‘Better Call Saul’: The Link Between ‘The Adventures of Mabel’ and Jimmy McGill

The author of Jimmy McGill’s favorite storybook as a kid had a Saul Goodman-esque fall of his own.

better call saul mabel
Bob Odenkirk as Jimmy McGill (as Gene) – Better Call Saul _ Season 3, Episode 1 – Photo Credit: Michele K. Short/AMC/Sony Pictures Television

Fans of “Breaking Bad” and “Better Call Saul” know the episode titles are packed with meaning, and so was the one for Monday’s “Saul” Season 3 premiere: “Mabel” references Jimmy McGill’s favorite childhood book, “The Adventures of Mabel,” by Harry Thurston Peck — an author whose life parallels Jimmy’s in some ways.

Written in 1896 — Jimmy’s copy originally belonged to his late grandmother — “The Adventures of Mabel” tells the story of a five-year old girl that begins with her saving the “King of All Lizards.” As a reward, she is given the ability to talk to animals, which triggers the rest of her encounters in the book.

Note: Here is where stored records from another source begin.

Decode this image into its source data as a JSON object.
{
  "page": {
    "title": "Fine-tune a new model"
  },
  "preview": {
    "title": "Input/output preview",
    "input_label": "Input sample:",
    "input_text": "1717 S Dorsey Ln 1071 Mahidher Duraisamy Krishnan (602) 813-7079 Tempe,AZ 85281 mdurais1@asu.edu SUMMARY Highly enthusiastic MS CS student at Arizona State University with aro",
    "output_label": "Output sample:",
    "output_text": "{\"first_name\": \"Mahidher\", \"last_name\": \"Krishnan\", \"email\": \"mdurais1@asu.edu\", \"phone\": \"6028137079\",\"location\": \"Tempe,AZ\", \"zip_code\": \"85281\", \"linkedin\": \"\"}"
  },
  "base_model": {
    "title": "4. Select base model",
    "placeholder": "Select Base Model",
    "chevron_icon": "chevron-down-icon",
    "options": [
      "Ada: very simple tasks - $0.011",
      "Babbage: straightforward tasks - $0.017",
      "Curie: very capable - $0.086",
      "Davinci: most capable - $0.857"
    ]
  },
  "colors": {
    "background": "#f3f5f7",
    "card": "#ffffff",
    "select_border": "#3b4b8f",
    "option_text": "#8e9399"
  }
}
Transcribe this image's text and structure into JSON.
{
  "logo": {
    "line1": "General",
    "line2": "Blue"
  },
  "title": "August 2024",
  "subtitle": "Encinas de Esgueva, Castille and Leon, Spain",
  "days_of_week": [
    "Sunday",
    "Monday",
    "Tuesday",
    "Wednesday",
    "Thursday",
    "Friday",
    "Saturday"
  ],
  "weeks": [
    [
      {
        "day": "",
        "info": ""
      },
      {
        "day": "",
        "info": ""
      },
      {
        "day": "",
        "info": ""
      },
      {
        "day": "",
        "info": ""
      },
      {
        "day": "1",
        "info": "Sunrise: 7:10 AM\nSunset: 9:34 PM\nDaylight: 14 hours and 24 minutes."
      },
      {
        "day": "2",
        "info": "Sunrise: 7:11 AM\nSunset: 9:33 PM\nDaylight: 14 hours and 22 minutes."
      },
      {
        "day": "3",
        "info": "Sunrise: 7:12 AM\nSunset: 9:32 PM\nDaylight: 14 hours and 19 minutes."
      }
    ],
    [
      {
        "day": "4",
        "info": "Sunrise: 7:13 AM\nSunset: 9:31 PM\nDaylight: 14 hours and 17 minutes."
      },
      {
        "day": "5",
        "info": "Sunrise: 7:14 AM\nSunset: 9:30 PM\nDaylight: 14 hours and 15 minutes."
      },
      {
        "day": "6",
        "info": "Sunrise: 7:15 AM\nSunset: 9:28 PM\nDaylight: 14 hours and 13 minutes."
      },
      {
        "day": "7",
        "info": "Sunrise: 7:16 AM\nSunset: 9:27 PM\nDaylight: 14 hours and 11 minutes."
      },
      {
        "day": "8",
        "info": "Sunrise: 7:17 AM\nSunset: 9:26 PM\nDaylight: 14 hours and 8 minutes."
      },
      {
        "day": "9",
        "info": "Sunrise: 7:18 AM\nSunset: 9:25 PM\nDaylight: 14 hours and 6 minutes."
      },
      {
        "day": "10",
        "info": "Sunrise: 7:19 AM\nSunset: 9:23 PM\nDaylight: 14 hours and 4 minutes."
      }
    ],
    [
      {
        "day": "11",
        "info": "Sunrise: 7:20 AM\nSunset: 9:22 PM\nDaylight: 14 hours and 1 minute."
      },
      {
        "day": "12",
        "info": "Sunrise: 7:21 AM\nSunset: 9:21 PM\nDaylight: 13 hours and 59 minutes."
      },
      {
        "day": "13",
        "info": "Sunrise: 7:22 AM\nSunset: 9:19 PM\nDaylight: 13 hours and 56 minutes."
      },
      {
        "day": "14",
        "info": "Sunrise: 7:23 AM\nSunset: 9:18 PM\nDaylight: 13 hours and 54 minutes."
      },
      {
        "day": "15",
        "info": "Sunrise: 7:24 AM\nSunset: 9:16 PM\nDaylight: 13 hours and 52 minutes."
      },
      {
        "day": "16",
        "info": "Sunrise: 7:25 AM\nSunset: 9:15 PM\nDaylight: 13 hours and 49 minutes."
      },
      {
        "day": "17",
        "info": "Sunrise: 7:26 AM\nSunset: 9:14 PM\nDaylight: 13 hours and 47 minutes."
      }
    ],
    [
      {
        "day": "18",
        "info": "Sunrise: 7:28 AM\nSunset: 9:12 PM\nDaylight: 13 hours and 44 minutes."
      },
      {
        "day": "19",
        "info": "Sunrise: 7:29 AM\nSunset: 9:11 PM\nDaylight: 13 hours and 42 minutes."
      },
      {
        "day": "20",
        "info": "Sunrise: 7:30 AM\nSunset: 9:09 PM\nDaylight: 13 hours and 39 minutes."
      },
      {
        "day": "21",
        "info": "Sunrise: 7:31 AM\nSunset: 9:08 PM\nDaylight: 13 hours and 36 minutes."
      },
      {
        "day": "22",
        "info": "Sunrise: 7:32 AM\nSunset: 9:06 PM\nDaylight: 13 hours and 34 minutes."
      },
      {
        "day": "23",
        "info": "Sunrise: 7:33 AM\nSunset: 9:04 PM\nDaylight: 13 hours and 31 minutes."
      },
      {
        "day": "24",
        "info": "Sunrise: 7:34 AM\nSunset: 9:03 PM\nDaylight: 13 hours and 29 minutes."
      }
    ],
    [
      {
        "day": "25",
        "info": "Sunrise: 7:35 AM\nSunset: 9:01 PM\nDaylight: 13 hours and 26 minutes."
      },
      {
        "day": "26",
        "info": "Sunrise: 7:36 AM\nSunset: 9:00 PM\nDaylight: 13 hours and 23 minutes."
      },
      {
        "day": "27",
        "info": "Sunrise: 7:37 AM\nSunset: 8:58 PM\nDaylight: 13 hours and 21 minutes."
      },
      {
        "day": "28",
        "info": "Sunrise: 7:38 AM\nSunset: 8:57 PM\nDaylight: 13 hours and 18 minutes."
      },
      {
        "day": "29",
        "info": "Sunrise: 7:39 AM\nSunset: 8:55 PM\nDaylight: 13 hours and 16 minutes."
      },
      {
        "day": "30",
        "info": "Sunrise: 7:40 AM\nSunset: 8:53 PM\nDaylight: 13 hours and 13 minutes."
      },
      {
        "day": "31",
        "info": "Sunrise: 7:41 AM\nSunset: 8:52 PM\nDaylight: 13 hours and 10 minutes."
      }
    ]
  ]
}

But what’s more interesting about this book’s appearance in the McGill library is the story behind it. Peck originally published the book under the pen name Rafford Pyke. Then, he used the literary journal The Bookman, which he edited,  to publish a glowing review of “The Adventures of Mabel,” not disclaiming his rather obvious conflict of interest.

“We could wish no better book to be found in the stockings of the youngsters on Christmas morning,” the review concludes after praising Pyke’s “delicious” illustrations and the “fresh spirit and insight” of his prose. “And we submit the proposition to Santa Claus with our profound respect.”

Unfortunately for Mr. Peck/Mr. Pyke, his shady dealings went beyond just deceitful reviews, and ultimately they caught up with him. In 1910, reports surfaced that Peck had been in an affair with a former secretary around the time he divorced his first wife and married another woman. Though the love letters the spurned secretary produced were never proven to be from Peck, the rumors that he might have been schmoozing with three women at once were enough to cost him his job as a professor at Columbia and get him blackballed in the academic and literary community.

Four years later, he shot himself.

“Better Call Saul,” of course, tells the story of how well-meaning Jimmy McGill becomes Saul Goodman, the shady criminal lawyer we meet in “Breaking Bad.”

We don’t yet know if Jimmy’s descent from life as Saul Goodman, Walter White’s lawyer and consigliere, to Gene, a deadbeat Cinnabon manager in Omaha, will be enough to push him to one day end it all. But the parallel between McGill and Peck is clear, with both men using fake identities for fraudulent purposes, and ultimately suffering a turn for the worst.